Incident Report: Thursday, 20:25 – Friday 01:15 UTC
Last night, a failure in the storage layer caused most of our services to be unavailable. In the week before, we replaced a failed hard drive. In the week before that, a so-called Virtual Fabric Adapter failed, causing a hypervisor to shut itself off. Since the most recent incident was the more serious downtime, that’s what we’ll start our reporting on.
Late on Thursday, at about 20:25 UTC, an alert was issued from one of two controllers for the primary, most important storage device, reporting itself as having corrupted its own software files.
This causes the controller to render itself out of service, and while multipath is used providing a secondary (and tertiary, and quaternary, but half of those use the same disk I/O controller) path to the same storage, it is not the very same instant this failover occurs.
As such, some systems will cause themselves to be unable to perform I/O, however temporary the problem might have persisted, and mount their filesystems read-only. For a service that takes more data in than it lets out, read-only filesystems are not great.
When we received the alert on Thursday at 20:25 UTC, we almost immediately blocked access to services using I/O, and attempted to initiate recovery for individual virtual machines.

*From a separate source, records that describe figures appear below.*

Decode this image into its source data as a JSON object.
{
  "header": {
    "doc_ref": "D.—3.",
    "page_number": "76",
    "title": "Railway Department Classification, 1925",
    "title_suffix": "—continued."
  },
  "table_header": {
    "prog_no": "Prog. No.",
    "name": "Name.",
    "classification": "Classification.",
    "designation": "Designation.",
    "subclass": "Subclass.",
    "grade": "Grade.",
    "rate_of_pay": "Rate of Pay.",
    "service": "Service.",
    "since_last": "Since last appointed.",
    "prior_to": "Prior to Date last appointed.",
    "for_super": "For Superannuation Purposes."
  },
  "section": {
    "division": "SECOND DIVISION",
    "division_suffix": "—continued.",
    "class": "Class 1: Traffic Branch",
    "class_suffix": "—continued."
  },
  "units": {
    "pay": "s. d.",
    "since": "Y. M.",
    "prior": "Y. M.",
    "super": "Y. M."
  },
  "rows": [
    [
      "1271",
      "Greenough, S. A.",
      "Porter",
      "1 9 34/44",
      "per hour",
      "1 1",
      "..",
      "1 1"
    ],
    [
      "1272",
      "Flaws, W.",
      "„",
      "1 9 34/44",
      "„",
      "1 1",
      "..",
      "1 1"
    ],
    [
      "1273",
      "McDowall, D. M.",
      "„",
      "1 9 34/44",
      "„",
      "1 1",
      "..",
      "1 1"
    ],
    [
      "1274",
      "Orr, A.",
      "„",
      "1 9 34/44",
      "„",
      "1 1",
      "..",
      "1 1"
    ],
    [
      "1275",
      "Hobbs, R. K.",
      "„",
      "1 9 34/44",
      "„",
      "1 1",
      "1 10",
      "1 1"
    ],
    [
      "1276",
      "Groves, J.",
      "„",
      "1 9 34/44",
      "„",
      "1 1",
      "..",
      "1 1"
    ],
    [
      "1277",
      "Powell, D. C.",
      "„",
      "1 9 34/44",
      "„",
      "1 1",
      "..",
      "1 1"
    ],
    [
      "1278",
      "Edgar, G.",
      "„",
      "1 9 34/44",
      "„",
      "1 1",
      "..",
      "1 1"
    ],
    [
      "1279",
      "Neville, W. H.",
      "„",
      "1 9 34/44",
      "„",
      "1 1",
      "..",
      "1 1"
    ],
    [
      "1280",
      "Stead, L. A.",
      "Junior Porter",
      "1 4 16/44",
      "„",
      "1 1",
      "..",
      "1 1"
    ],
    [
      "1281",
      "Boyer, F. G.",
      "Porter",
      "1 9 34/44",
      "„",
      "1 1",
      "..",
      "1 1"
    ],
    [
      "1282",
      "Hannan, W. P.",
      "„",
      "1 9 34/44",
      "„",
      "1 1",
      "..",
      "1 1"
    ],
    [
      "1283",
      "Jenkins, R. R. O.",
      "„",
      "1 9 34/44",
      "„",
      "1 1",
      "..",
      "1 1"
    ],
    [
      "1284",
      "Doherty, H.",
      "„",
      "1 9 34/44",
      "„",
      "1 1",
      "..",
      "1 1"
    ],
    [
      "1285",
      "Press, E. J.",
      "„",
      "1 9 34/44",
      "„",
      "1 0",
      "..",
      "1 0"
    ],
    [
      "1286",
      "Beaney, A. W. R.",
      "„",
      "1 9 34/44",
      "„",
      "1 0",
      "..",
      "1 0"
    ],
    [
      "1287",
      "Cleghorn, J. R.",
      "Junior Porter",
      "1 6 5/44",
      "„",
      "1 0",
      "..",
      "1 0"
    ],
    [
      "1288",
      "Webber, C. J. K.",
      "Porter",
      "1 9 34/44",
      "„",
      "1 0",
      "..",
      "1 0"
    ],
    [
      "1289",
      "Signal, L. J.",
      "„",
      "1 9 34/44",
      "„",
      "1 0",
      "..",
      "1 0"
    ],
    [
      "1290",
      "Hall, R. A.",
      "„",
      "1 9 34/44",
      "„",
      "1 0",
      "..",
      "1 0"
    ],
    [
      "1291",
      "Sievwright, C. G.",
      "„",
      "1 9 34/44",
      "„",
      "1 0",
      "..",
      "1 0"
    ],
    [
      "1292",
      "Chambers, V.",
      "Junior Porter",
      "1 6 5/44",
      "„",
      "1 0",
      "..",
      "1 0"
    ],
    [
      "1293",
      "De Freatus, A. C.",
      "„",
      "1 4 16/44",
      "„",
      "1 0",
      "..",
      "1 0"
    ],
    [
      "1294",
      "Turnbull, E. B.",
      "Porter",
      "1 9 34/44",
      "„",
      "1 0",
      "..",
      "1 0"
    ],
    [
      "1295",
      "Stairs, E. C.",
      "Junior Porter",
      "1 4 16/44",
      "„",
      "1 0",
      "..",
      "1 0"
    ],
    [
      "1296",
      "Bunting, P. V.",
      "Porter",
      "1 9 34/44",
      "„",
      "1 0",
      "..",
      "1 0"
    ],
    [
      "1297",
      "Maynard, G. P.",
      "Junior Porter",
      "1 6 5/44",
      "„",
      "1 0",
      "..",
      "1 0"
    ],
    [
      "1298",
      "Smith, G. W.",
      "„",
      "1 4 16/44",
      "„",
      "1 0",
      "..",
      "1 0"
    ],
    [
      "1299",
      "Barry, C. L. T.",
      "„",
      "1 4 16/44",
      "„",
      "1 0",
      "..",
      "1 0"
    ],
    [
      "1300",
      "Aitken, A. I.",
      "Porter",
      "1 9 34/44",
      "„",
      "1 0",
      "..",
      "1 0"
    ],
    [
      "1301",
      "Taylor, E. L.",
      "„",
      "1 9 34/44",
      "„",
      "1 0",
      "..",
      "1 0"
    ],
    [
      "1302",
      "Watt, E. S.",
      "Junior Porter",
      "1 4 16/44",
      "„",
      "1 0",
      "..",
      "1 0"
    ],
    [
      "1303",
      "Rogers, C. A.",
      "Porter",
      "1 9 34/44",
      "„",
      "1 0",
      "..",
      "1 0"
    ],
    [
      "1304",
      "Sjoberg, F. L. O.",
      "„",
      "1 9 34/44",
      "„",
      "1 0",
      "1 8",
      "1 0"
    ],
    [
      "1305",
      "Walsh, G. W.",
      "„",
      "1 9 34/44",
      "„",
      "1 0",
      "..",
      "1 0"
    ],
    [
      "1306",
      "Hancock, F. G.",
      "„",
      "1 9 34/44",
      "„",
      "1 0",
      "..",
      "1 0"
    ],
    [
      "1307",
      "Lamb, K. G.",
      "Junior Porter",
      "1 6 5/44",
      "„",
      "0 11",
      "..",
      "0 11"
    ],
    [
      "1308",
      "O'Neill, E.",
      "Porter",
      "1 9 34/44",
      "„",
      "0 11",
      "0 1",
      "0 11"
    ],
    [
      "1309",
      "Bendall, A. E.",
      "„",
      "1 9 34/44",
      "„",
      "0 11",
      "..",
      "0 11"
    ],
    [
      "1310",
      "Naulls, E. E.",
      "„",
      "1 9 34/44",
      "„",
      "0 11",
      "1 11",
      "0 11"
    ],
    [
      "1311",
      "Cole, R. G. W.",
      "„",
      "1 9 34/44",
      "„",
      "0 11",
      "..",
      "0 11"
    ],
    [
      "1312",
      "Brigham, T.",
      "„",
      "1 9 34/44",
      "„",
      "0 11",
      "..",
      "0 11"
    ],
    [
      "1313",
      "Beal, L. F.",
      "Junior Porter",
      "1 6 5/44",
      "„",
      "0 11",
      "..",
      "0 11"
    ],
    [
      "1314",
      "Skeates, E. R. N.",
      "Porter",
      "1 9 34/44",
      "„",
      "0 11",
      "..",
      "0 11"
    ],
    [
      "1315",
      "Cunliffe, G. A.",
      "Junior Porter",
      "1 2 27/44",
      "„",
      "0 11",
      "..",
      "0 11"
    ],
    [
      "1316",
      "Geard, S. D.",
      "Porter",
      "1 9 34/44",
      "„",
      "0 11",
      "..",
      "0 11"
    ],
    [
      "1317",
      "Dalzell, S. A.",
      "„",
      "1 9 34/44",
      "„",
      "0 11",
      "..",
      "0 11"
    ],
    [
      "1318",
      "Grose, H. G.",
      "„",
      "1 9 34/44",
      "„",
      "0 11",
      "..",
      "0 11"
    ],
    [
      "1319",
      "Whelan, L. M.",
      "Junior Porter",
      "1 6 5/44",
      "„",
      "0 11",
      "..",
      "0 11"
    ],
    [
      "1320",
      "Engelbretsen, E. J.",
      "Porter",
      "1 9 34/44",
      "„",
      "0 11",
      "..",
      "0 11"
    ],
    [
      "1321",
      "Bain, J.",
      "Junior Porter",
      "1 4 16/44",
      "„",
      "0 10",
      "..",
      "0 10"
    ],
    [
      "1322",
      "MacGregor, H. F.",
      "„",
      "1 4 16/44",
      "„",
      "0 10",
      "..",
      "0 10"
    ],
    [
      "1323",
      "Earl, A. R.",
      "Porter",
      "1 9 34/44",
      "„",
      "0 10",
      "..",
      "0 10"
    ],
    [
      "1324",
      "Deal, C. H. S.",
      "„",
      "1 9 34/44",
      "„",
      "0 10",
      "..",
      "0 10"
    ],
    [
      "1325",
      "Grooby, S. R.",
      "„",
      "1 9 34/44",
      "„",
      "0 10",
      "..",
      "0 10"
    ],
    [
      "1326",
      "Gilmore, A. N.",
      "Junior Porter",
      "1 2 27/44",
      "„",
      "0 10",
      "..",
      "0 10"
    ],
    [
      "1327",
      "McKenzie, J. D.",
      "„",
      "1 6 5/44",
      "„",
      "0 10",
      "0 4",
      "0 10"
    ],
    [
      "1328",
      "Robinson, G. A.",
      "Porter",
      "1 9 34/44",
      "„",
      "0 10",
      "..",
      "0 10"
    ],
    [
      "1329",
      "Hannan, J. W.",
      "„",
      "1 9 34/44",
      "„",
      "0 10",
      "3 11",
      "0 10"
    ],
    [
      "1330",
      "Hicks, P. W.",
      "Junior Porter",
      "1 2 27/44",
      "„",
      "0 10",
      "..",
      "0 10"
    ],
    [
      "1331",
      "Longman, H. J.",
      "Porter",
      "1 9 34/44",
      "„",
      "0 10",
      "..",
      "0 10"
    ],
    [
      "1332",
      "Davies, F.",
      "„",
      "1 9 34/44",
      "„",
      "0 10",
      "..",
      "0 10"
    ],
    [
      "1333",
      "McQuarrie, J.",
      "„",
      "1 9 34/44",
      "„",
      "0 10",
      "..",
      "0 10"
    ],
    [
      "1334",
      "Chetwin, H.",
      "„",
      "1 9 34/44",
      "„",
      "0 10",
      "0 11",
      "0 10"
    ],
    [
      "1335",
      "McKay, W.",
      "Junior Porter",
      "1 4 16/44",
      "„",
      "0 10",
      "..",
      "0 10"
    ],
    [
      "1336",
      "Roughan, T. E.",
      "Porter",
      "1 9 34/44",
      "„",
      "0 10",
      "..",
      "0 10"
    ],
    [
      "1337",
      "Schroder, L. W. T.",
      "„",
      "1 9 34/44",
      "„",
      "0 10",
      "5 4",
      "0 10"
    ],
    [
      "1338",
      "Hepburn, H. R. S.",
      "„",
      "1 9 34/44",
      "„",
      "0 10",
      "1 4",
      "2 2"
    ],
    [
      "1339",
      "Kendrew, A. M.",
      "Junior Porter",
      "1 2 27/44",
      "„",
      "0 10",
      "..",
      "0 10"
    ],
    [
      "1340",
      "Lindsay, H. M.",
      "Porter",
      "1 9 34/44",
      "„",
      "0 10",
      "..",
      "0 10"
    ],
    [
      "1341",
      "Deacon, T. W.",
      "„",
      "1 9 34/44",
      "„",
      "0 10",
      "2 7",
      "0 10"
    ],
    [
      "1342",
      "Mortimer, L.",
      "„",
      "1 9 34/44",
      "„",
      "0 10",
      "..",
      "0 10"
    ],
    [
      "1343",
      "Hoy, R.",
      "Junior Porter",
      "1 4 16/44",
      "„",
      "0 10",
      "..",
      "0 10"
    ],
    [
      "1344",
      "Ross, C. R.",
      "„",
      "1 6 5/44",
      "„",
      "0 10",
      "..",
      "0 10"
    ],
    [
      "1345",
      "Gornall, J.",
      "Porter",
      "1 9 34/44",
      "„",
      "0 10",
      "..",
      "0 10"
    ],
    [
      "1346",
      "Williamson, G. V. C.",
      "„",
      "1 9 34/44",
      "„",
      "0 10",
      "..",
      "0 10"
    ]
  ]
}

This involves;
- Mitigating flapping multipath activation,
- Discovering manual deactivation of certain multipath paths would not be permanent but would cause less flapping,
- Restoring the now secondary I/O controller (called a canister in IBM Storwize V7000 parlance) using the now primary canister, which turned out trickier than you might think,
- Having restored complete multipath disk I/O, powering off and reconfiguring individual virtualization guests in order to ensure its I/O took the then current, preferred path,
- Ensuring our monitoring checks would all report everything being A-OK.
This might illustrate to you how it has taken as much of little under 5 hours, looping the clock back in to the early hours of Friday, September 21st, to declare full recovery. Not a good way to start the autumn!